In Iraq, voters are preparing to go to the polls on December 15 for the third time this year to choose a new parliament, an event that will formally end the democratic transition that followed the fall of Saddam Hussein. In Basra, the southern capital 500 kilometers south of Baghdad, the mood is cautiously upbeat, though the region has yet to see the economic prosperity it expected from its vast oil reserves.

Ali Kadhim, sells Shawarma sandwiches on the Corniche, Basra's promenade along the Shaat al-Arab River. He is not happy. He left school to fight in the Iran-Iraq war 20 years ago and spent 13 years as a prisoner of war. When he was released, he could not find a decent job.

Ali voted in January, when Iraqis chose a transitional parliament amidst considerable violence and he voted in the October referendum, when the new constitution was overwhelmingly approved. But in the elections next month for the new parliament, he is not sure.

"Right now, I am thinking I will not vote, because the politicians are only looking out for their interests," said Ali Kadhim. "When you want to get a job, if you are an independent, you have to join a party or pay $300."

Southern Iraq's people are predominantly Shiite Arabs, who traditionally follow the advice of their religious leaders, even in politics. Islamist politicians won most of the provincial seats in January's elections. Some say since then, they have been imposing their conservative values on this multicultural, largely secular, port city.

Most women now wear head scarves in public. In March, university women attending a picnic were beaten by a radical militia for un-Islamic behavior.

Haidar Mohsen is the head of the Islamic Virtue (Fadhila Islamia) party which, with several other Islamist parties, dominates the local government. He says this was an isolated incident.

"It was an accident," said Haidar Mohsen. 'And those radicals, they learned their lesson well. So they will not do it again, because this is a peaceful society that rejects any type of violence."

He says the government promotes traditional Muslim values, but through dialogue and the media, not by force.

A Christian shop owner, Emile Yacob, says Basra society, for the most part, is tolerant.

"It is normal," he said. "There is no discrimination between Christians and Muslims."

Some western officials worry that nearby Iran, whose government is dominated by conservative Shiite leaders, is gaining too much influence here and is financing political parties and militias.
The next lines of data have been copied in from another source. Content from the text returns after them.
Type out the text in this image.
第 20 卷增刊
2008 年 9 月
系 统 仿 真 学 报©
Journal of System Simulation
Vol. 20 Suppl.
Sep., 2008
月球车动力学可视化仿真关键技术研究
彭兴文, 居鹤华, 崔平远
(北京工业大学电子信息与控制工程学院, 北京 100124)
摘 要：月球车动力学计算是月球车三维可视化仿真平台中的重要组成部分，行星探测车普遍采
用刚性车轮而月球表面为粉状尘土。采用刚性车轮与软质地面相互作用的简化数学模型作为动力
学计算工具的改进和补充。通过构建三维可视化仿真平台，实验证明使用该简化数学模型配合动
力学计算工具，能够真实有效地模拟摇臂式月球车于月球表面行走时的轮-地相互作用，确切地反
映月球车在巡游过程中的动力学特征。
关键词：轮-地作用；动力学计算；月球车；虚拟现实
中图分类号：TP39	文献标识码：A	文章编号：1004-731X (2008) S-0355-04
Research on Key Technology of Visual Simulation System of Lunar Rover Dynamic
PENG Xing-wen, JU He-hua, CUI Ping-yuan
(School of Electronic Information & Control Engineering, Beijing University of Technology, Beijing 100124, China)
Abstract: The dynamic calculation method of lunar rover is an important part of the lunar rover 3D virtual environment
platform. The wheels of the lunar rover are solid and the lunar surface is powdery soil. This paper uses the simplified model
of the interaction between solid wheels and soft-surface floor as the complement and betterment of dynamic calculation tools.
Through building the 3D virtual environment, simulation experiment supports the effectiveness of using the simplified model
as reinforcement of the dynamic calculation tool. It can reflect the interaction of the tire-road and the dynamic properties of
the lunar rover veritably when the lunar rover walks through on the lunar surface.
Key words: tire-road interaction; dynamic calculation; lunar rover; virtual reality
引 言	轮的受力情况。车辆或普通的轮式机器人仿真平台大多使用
Security officials say that sophisticated bombs used in recent terrorist attacks here came from Iran.

A member of the Sunni Arab minority, Ibrahim Abdulsaid, agrees.

"The Iranians, they are coming to occupy Iraq," he said. "And they are coming because they are against the Iraqi people."

The vice president of the provincial assembly, Aqeel Talib, says many local leaders were exiled in Iran during the Saddam Hussein era, but their influence is exaggerated.

"Yes, maybe we have some parties that went to Iran because it was safe, but that doesn't not mean they are serving Iran," he explained. "It is in their interest to serve the people of Basra."

This part of Iraq is rich in oil, but it received little oil revenue under Saddam Hussein. Many residents are waiting for the central government in Baghdad to provide funds for reconstruction and jobs. But this has not occurred, leading to calls for more regional autonomy.

The new constitution, which garnered 96 percent of the vote here, establishes a federal system in Iraq. Some Iraqis fear it will break up the nation.

A professor at Basra University, Ali Hamdy al-Maliky, says southern Iraqis have long resented the neglect by the central government, but they still want a unified Iraq.

"For the people in the south, federalism does not mean separation," he said. "I do not think they will choose to separate or isolate the south, but they want revenues to be distributed more fairly."

But 32-year-old computer engineer Hussam Ali says if the same government continues in power, it will fail sooner or later.

"If it continues like that, poverty will continue, problems will continue, corruption will continue, failure of democracy will continue, dictatorship or let's say distributed dictatorship will continue, day after day. People will not accept that," he said.

The December elections will be the third time Iraqis go to the polls in one year. Islamic Virtue party leader Haidar Mohsen says voters have learned a lot.

"The electors will be more adult in their decision," he said. "They will be more knowing [knowledgeable] about the elections and what they want from the election."

As a result, political observers say they expect some new leaders to emerge in the coming months. But whether they will be able to fulfill the aspirations of the people in this part of Iraq remains to be seen.